La petición de Fiscalía se redujó de 12 a 10 años de cárcel, que también aceptó la acusación particular ETambién solicita 16 años de alejamiento de la menor y 8 de libertad vigilada

Audiencia de Pontevedra. |   // RAFA VÁZQUEZ

Audiencia de Pontevedra. | // RAFA VÁZQUEZ

"Me arrepiento y pido perdón”, declaró el acusado de abusos sexuales sobre una menor de O Morrazo, hija de su pareja, cuyo juicio en la Audiencia de Pontevedra se celebró este jueves. La petición de pena inicial, de 12 años de cárcel, se rebajó a 10 años una vez que el acusado reconoció los hechos, manifestó su arrepentimiento y se conformó con la pena, que también incluye 16 años de alejamiento de la menor, 8 años de libertad vigilada y 7.000 euros de indemnización en concepto de responsabilidad civil. La mencionada cantidad también varió. La petición de Fiscalía en este sentido era de 3.700 euros.

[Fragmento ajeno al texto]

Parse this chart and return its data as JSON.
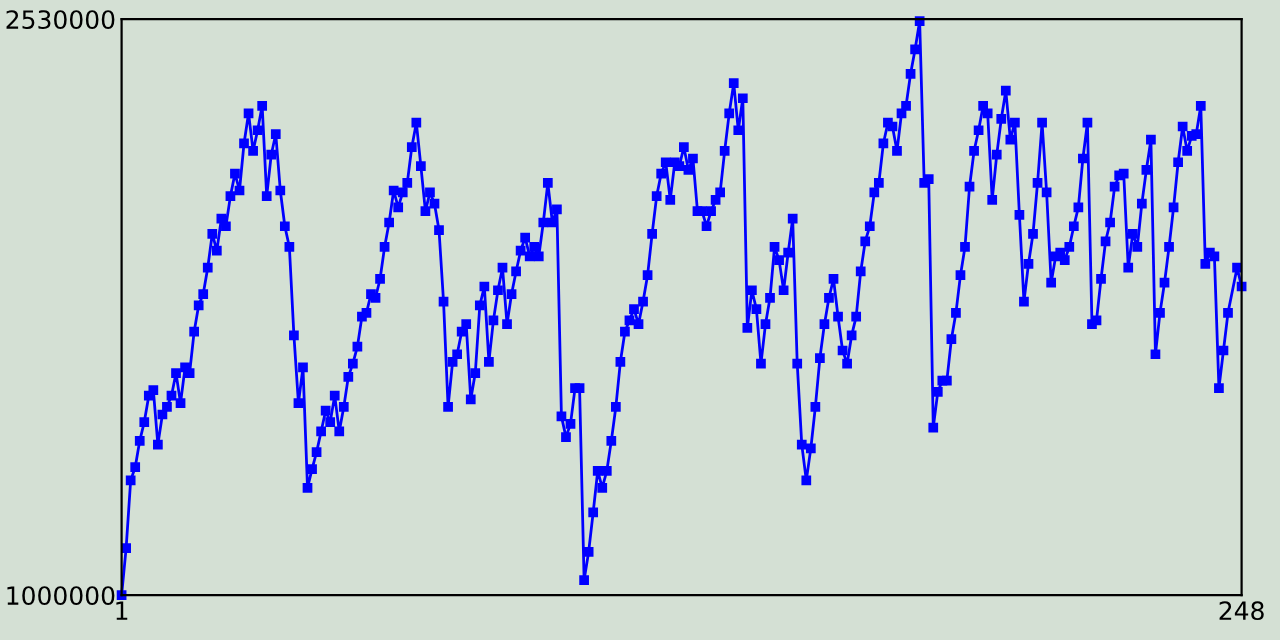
{
  "chart_data": {
    "type": "line",
    "marker": "square",
    "line_style": "solid",
    "grid": false,
    "xlim": [
      1,
      248
    ],
    "xticks": [
      1,
      248
    ],
    "ylim": [
      1000000,
      2530000
    ],
    "yticks": [
      1000000,
      2530000
    ],
    "series": [
      {
        "color": "#0000ff",
        "x": [
          1,
          2,
          3,
          4,
          5,
          6,
          7,
          8,
          9,
          10,
          11,
          12,
          13,
          14,
          15,
          16,
          17,
          18,
          19,
          20,
          21,
          22,
          23,
          24,
          25,
          26,
          27,
          28,
          29,
          30,
          31,
          32,
          33,
          34,
          35,
          36,
          37,
          38,
          39,
          40,
          41,
          42,
          43,
          44,
          45,
          46,
          47,
          48,
          49,
          50,
          51,
          52,
          53,
          54,
          55,
          56,
          57,
          58,
          59,
          60,
          61,
          62,
          63,
          64,
          65,
          66,
          67,
          68,
          69,
          70,
          71,
          72,
          73,
          74,
          75,
          76,
          77,
          78,
          79,
          80,
          81,
          82,
          83,
          84,
          85,
          86,
          87,
          88,
          89,
          90,
          91,
          92,
          93,
          94,
          95,
          96,
          97,
          98,
          99,
          100,
          101,
          102,
          103,
          104,
          105,
          106,
          107,
          108,
          109,
          110,
          111,
          112,
          113,
          114,
          115,
          116,
          117,
          118,
          119,
          120,
          121,
          122,
          123,
          124,
          125,
          126,
          127,
          128,
          129,
          130,
          131,
          132,
          133,
          134,
          135,
          136,
          137,
          138,
          139,
          140,
          141,
          142,
          143,
          144,
          145,
          146,
          147,
          148,
          149,
          150,
          151,
          152,
          153,
          154,
          155,
          156,
          157,
          158,
          159,
          160,
          161,
          162,
          163,
          164,
          165,
          166,
          167,
          168,
          169,
          170,
          171,
          172,
          173,
          174,
          175,
          176,
          177,
          178,
          179,
          180,
          181,
          182,
          183,
          184,
          185,
          186,
          187,
          188,
          189,
          190,
          191,
          192,
          193,
          194,
          195,
          196,
          197,
          198,
          199,
          200,
          201,
          202,
          203,
          204,
          205,
          206,
          207,
          208,
          209,
          210,
          211,
          212,
          213,
          214,
          215,
          216,
          217,
          218,
          219,
          220,
          221,
          222,
          223,
          224,
          225,
          226,
          227,
          228,
          229,
          230,
          231,
          232,
          233,
          234,
          235,
          236,
          237,
          238,
          239,
          240,
          241,
          242,
          243,
          244,
          245,
          247,
          248
        ],
        "values": [
          1000000,
          1125000,
          1305000,
          1340000,
          1410000,
          1460000,
          1530000,
          1545000,
          1400000,
          1480000,
          1500000,
          1530000,
          1590000,
          1510000,
          1605000,
          1590000,
          1700000,
          1770000,
          1800000,
          1870000,
          1960000,
          1915000,
          2000000,
          1980000,
          2060000,
          2120000,
          2075000,
          2200000,
          2280000,
          2180000,
          2235000,
          2300000,
          2060000,
          2170000,
          2225000,
          2075000,
          1980000,
          1925000,
          1690000,
          1510000,
          1605000,
          1285000,
          1335000,
          1380000,
          1435000,
          1490000,
          1460000,
          1530000,
          1435000,
          1500000,
          1580000,
          1615000,
          1660000,
          1740000,
          1750000,
          1800000,
          1790000,
          1840000,
          1925000,
          1990000,
          2075000,
          2030000,
          2070000,
          2095000,
          2190000,
          2255000,
          2140000,
          2020000,
          2070000,
          2040000,
          1970000,
          1780000,
          1500000,
          1620000,
          1640000,
          1700000,
          1720000,
          1520000,
          1590000,
          1770000,
          1820000,
          1620000,
          1730000,
          1810000,
          1870000,
          1720000,
          1800000,
          1860000,
          1915000,
          1950000,
          1900000,
          1925000,
          1900000,
          1990000,
          2095000,
          1990000,
          2025000,
          1475000,
          1420000,
          1455000,
          1550000,
          1550000,
          1040000,
          1115000,
          1220000,
          1330000,
          1285000,
          1330000,
          1410000,
          1500000,
          1620000,
          1700000,
          1730000,
          1760000,
          1720000,
          1780000,
          1850000,
          1960000,
          2060000,
          2120000,
          2150000,
          2050000,
          2150000,
          2140000,
          2190000,
          2130000,
          2160000,
          2020000,
          2020000,
          1980000,
          2020000,
          2050000,
          2070000,
          2180000,
          2280000,
          2360000,
          2235000,
          2320000,
          1710000,
          1810000,
          1760000,
          1615000,
          1720000,
          1790000,
          1925000,
          1890000,
          1810000,
          1910000,
          2000000,
          1615000,
          1400000,
          1305000,
          1390000,
          1500000,
          1630000,
          1720000,
          1790000,
          1840000,
          1740000,
          1650000,
          1615000,
          1690000,
          1740000,
          1860000,
          1940000,
          1980000,
          2070000,
          2095000,
          2200000,
          2255000,
          2245000,
          2180000,
          2280000,
          2300000,
          2385000,
          2450000,
          2525000,
          2095000,
          2105000,
          1445000,
          1540000,
          1570000,
          1570000,
          1680000,
          1750000,
          1850000,
          1925000,
          2085000,
          2180000,
          2235000,
          2300000,
          2280000,
          2050000,
          2170000,
          2265000,
          2340000,
          2210000,
          2255000,
          2010000,
          1780000,
          1880000,
          1960000,
          2095000,
          2255000,
          2070000,
          1830000,
          1900000,
          1910000,
          1890000,
          1925000,
          1980000,
          2030000,
          2160000,
          2255000,
          1720000,
          1730000,
          1840000,
          1940000,
          1990000,
          2085000,
          2115000,
          2120000,
          1870000,
          1960000,
          1925000,
          2040000,
          2130000,
          2210000,
          1640000,
          1750000,
          1830000,
          1925000,
          2030000,
          2150000,
          2245000,
          2180000,
          2220000,
          2225000,
          2300000,
          1880000,
          1910000,
          1900000,
          1550000,
          1650000,
          1750000,
          1870000,
          1820000
        ]
      }
    ]
  }
}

Desde la acusación particular ejercida por el bufete de abogados Pena y Graña, no se puede hablar de consentimiento cuando se trata de una menor. También explica que la conformidad no conlleva recurso a la decisión del tribunal, sin embargo en este caso sí que podría hacerlo una vez se dicte sentencia.

La acusación particular estuvo de acuerdo con la Fiscalía y acusación particular y ambos renunciaron a interrogar el acusado, mientras que su representante legal solo le preguntó si se arrepentía, a lo que este asistía, además de reconocer los hechos ante el tribunal. En el juicio, y a puerta cerrada, se visionó la grabación de la declaración de la menor y todas las partes manifestaron que no impugnaban los informes periciales, tras lo que el asunto quedó visto para sentencia.

El acusado era pareja de la madre de la menor. Según relata la acusación de la Fiscalía, desde el mes de septiembre de 2018 y hasta el día 12 de mayo de 2019, el procesado, con antecedentes penales no computables a efectos de reincidencia, con la intención de satisfacer sus más reprobables instintos sexuales y aprovechando la confianza que la menor le tenía, mantuvo una relación personal y sexual con la misma. Señala el fiscal que durante los primeros meses se daban besos y caminan por la calle agarrados de la mano y que más tarde llegaron a mantener relaciones sexuales consentidas cada vez que la menor acudía a casa de la madre.

La Fiscalía de Pontevedra manifiesta que, como consecuencia de todo ello, la menor sufrió un trastorno de estrés postraumático y precisó de tratamiento y seguimiento psicoterapéutico, estando actualmente estabilizada.